Lamorisse died in a helicopter crash while filming the documentary Le Vent des amoureux (The Lovers' Wind), during a helicopter tour of Iran in 1970. His son and widow completed the film, based on his production notes, and released it eight years later. It was nominated for a posthumous Oscar for best documentary. The title The Lovers' Wind is translated into Bad-e Saba in Persian. A saba wind is a gentle wind that blows from the northeast, symbolizing the whispers of lovers.

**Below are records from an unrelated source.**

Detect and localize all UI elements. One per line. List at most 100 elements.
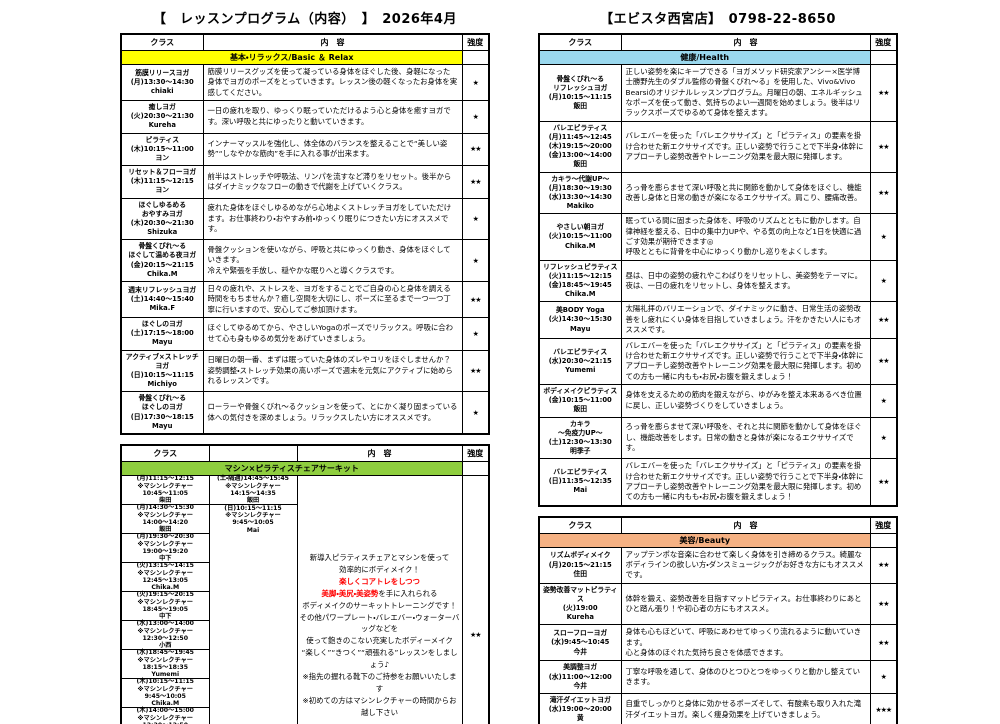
class-cell: スローフローヨガ (水)9:45～10:45 今井: [538, 624, 622, 662]
machine-description-cell: 新導入ピラティスチェアとマシンを使って 効率的にボディメイク！ 楽しくコアトレをしつ…: [296, 474, 463, 724]
class-times: (水)11:00～12:00: [548, 672, 612, 681]
class-cell: バレエピラティス (月)11:45～12:45 (木)19:15～20:00 (…: [538, 120, 622, 173]
description-cell: 筋膜リリースグッズを使って凝っている身体をほぐした後、身軽になった身体でヨガのポ…: [202, 63, 463, 102]
column-header-class: クラス: [120, 33, 204, 51]
description-cell: 身体を支えるための筋肉を鍛えながら、ゆがみを整え本来あるべき位置に戻し、正しい姿…: [620, 383, 871, 418]
class-name: リセット＆フローヨガ: [128, 168, 197, 177]
class-cell: ボディメイクピラティス (金)10:15～11:00 飯田: [538, 383, 622, 418]
class-cell: 美BODY Yoga (火)14:30～15:30 Mayu: [538, 301, 622, 339]
description-cell: 体幹を鍛え、姿勢改善を目指すマットピラティス。お仕事終わりにあとひと踏ん張り！や…: [620, 582, 871, 626]
intensity-cell: ★★: [869, 301, 898, 339]
table-row: ほぐしゆるめる おやすみヨガ (木)20:30～21:30 Shizuka 疲れ…: [120, 197, 490, 241]
machine-slot: (水)18:45～19:45 ※マシンレクチャー 18:15～18:35 Yumemi: [122, 649, 209, 679]
class-cell: 滝汗ダイエットヨガ (水)19:00～20:00 黄: [538, 692, 622, 724]
intensity-cell: ★★: [461, 132, 490, 167]
table-row: 美調整ヨガ (水)11:00～12:00 今井 丁寧な呼吸を通して、身体のひとつ…: [538, 660, 898, 694]
intensity-cell: ★: [461, 63, 490, 102]
intensity-cell: ★★: [869, 546, 898, 584]
instructor-name: Kureha: [148, 121, 176, 130]
table-row: スローフローヨガ (水)9:45～10:45 今井 身体も心もほどいて、呼吸にあ…: [538, 624, 898, 662]
instructor-name: Makiko: [566, 202, 594, 211]
class-times: (日)10:15～11:15: [130, 370, 194, 379]
table-row: バレエピラティス (日)11:35～12:35 Mai バレエバーを使った「バレ…: [538, 458, 898, 507]
class-name: ほぐしゆるめる おやすみヨガ: [138, 200, 187, 218]
machine-slot: (木)14:00～15:00※マシンレクチャー13:30～13:50Yumemi: [122, 707, 209, 724]
class-times: (月)18:30～19:30 (水)13:30～14:30: [548, 183, 612, 201]
machine-description-line: ※指先の握れる靴下のご持参をお願いいたします: [302, 672, 457, 694]
instructor-name: 今井: [573, 647, 588, 656]
intensity-cell: ★: [461, 317, 490, 351]
description-cell: 身体も心もほどいて、呼吸にあわせてゆっくり流れるように動いていきます。 心と身体…: [620, 624, 871, 662]
class-cell: 骨盤くびれ～る リフレッシュヨガ (月)10:15～11:15 飯田: [538, 64, 622, 122]
intensity-cell: ★★★: [869, 692, 898, 724]
health-table: クラス 内 容 強度 健康/Health 骨盤くびれ～る リフレッシュヨガ (月…: [538, 33, 898, 507]
class-cell: ピラティス (木)10:15～11:00 ヨン: [120, 132, 204, 167]
class-times: (水)19:00～20:00: [548, 705, 612, 714]
intensity-cell: ★: [869, 213, 898, 261]
class-times: (火)14:30～15:30: [548, 315, 612, 324]
machine-description-line: 新導入ピラティスチェアとマシンを使って: [309, 552, 450, 562]
table-row: 姿勢改善マットピラティス (火)19:00 Kureha 体幹を鍛え、姿勢改善を…: [538, 582, 898, 626]
instructor-name: Mayu: [152, 338, 173, 347]
intensity-cell: ★: [869, 383, 898, 418]
class-name: アクティブ×ストレッチヨガ: [125, 352, 199, 370]
instructor-name: Mai: [573, 486, 588, 495]
instructor-name: ヨン: [155, 186, 170, 195]
class-name: 美BODY Yoga: [555, 306, 605, 315]
description-cell: 丁寧な呼吸を通して、身体のひとつひとつをゆっくりと動かし整えていきます。: [620, 660, 871, 694]
table-row: リフレッシュピラティス (火)11:15～12:15 (金)18:45～19:4…: [538, 259, 898, 303]
class-name: 筋膜リリースヨガ: [135, 68, 190, 77]
description-cell: ローラーや骨盤くびれ～るクッションを使って、とにかく凝り固まっている体への気付き…: [202, 391, 463, 435]
instructor-name: Mayu: [570, 324, 591, 333]
description-cell: 日々の疲れや、ストレスを、ヨガをすることでご自身の心と身体を調える時間をもちませ…: [202, 280, 463, 319]
machine-slot: (火)19:15～20:15 ※マシンレクチャー 18:45～19:05 中下: [122, 591, 209, 621]
intensity-cell: ★: [869, 660, 898, 694]
table-row: リセット＆フローヨガ (木)11:15～12:15 ヨン 前半はストレッチや呼吸…: [120, 165, 490, 199]
class-cell: リズムボディメイク (月)20:15～21:15 住田: [538, 546, 622, 584]
column-header-class: クラス: [538, 33, 622, 51]
table-row: ピラティス (木)10:15～11:00 ヨン インナーマッスルを強化し、体全体…: [120, 132, 490, 167]
machine-description-line: 楽しくコアトレをしつつ: [339, 576, 420, 586]
class-cell: カキラ ～免疫力UP～ (土)12:30～13:30 明季子: [538, 416, 622, 460]
class-times: (火)10:15～11:00: [548, 232, 612, 241]
instructor-name: Michiyo: [147, 380, 177, 389]
column-header-class: クラス: [538, 516, 622, 534]
machine-description-line: ※初めての方はマシンレクチャーの時間からお越し下さい: [302, 696, 457, 718]
instructor-name: Shizuka: [147, 228, 178, 237]
description-cell: バレエバーを使った「バレエクササイズ」と「ピラティス」の要素を掛け合わせた新エク…: [620, 337, 871, 385]
intensity-cell: ★: [461, 391, 490, 435]
intensity-cell: ★★: [461, 165, 490, 199]
description-cell: ほぐしてゆるめてから、やさしいYogaのポーズでリラックス。呼吸に合わせて心も身…: [202, 317, 463, 351]
class-times: (木)11:15～12:15: [130, 177, 194, 186]
class-times: (火)20:30～21:30: [130, 112, 194, 121]
description-cell: 昼は、日中の姿勢の疲れやこわばりをリセットし、美姿勢をテーマに。 夜は、一日の疲…: [620, 259, 871, 303]
class-times: (金)10:15～11:00: [548, 396, 612, 405]
class-times: (金)20:15～21:15: [130, 260, 194, 269]
description-cell: 自重でしっかりと身体に効かせるポーズそして、有酸素も取り入れた滝汗ダイエットヨガ…: [620, 692, 871, 724]
shop-title: 【エビスタ西宮店】 0798-22-8650: [600, 12, 836, 27]
class-cell: 骨盤くびれ～る ほぐしのヨガ (日)17:30～18:15 Mayu: [120, 391, 204, 435]
description-cell: 前半はストレッチや呼吸法、リンパを流すなど滞りをリセット。後半からはダイナミック…: [202, 165, 463, 199]
class-times: (木)10:15～11:00: [130, 144, 194, 153]
class-name: 骨盤くびれ～る ほぐして温める夜ヨガ: [128, 242, 197, 260]
instructor-name: 飯田: [573, 405, 588, 414]
intensity-cell: ★★: [461, 349, 490, 393]
class-cell: ほぐしゆるめる おやすみヨガ (木)20:30～21:30 Shizuka: [120, 197, 204, 241]
intensity-cell: ★★: [869, 120, 898, 173]
instructor-name: 飯田: [573, 102, 588, 111]
machine-slot: (木)10:15～11:15 ※マシンレクチャー 9:45～10:05 Chika.M: [122, 678, 209, 708]
class-times: (月)13:30～14:30: [130, 77, 194, 86]
class-name: 骨盤くびれ～る ほぐしのヨガ: [138, 394, 187, 412]
class-cell: リセット＆フローヨガ (木)11:15～12:15 ヨン: [120, 165, 204, 199]
class-cell: バレエピラティス (日)11:35～12:35 Mai: [538, 458, 622, 507]
description-cell: 眠っている間に固まった身体を、呼吸のリズムとともに動かします。自律神経を整える、…: [620, 213, 871, 261]
table-row: やさしい朝ヨガ (火)10:15～11:00 Chika.M 眠っている間に固ま…: [538, 213, 898, 261]
intensity-cell: ★★: [869, 582, 898, 626]
table-row: ボディメイクピラティス (金)10:15～11:00 飯田 身体を支えるための筋…: [538, 383, 898, 418]
class-times: (木)20:30～21:30: [130, 218, 194, 227]
instructor-name: 黄: [576, 714, 584, 723]
class-name: 骨盤くびれ～る リフレッシュヨガ: [553, 74, 608, 92]
class-times: (土)17:15～18:00: [130, 329, 194, 338]
table-row: バレエピラティス (月)11:45～12:45 (木)19:15～20:00 (…: [538, 120, 898, 173]
class-name: 癒しヨガ: [148, 103, 176, 112]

Albert and Claude Lamorisse had three children named Pascal, Sabine, and Fanny. Pascal and Sabine were featured in The Red Balloon.

==Filmography==
Short films
- Bim (1950) ... a.k.a. Bim, le petit âne (France)
- Crin-Blanc (1953) ... a.k.a. White Mane (U.S.) and Wild Stallion
- Le Ballon rouge (1956) ... a.k.a. The Red Balloon

Feature films
- Le Voyage en ballon (1960); ... a.k.a. Stowaway in the Sky
- Fifi la plume (1965) ... a.k.a. Circus Angel (US: TV title)

Documentaries
- Djerba (1947)
- Versailles (1967)
- Paris jamais vu (1967)
- Le Vent des amoureux (1978) ... a.k.a. The Lovers' Wind

==Awards==
Wins
- Cannes Film Festival: Palme d'Or, White Mane, Best Short Film, Albert Lamorisse; 1953.
- Prix Jean Vigo: Prix Jean Vigo, White Mane, Short Film, Albert Lamorisse; 1953.
- Prix Louis Delluc: Prix Louis Delluc; The Red Balloon, Albert Lamorisse; 1956.
- Cannes Film Festival: Palme d'Or du court métrage/Golden Palm; The Red Balloon, Best Short Film, Albert Lamorisse; 1956.
- Academy Awards: Oscar; The Red Balloon, Best Writing, Best Original Screenplay, Albert Lamorisse; 1957.
- British Academy of Film and Television Arts: BAFTA Award; The Red Balloon, Special Award, France; 1957.
- Venice Film Festival: OCIC Award; Le Voyage en ballon; 1960.
- Cannes Film Festival: Technical Grand Prize; Fifi la plume, 1965.
- Cannes Film Festival: Technical Grand Prize – Special Mention; Versailles; 1967.
- National Board of Review: Top Foreign Films; The Red Balloon,1957.

Nominations
- British Academy of Film and Television Arts: BAFTA Film Award, White Mane, Best Documentary Film, France; 1954.
- Venice Film Festival: Golden Lion; Le Voyage en ballon; 1960.
- Cannes Film Festival: Golden Palm; Fifi la plume; 1965.
- Cannes Film Festival: Golden Palm; Best Short Film, Versailles; 1967.
- Academy Awards: Oscar; Best Documentary, Features, Le Vent des amoureux; 1979.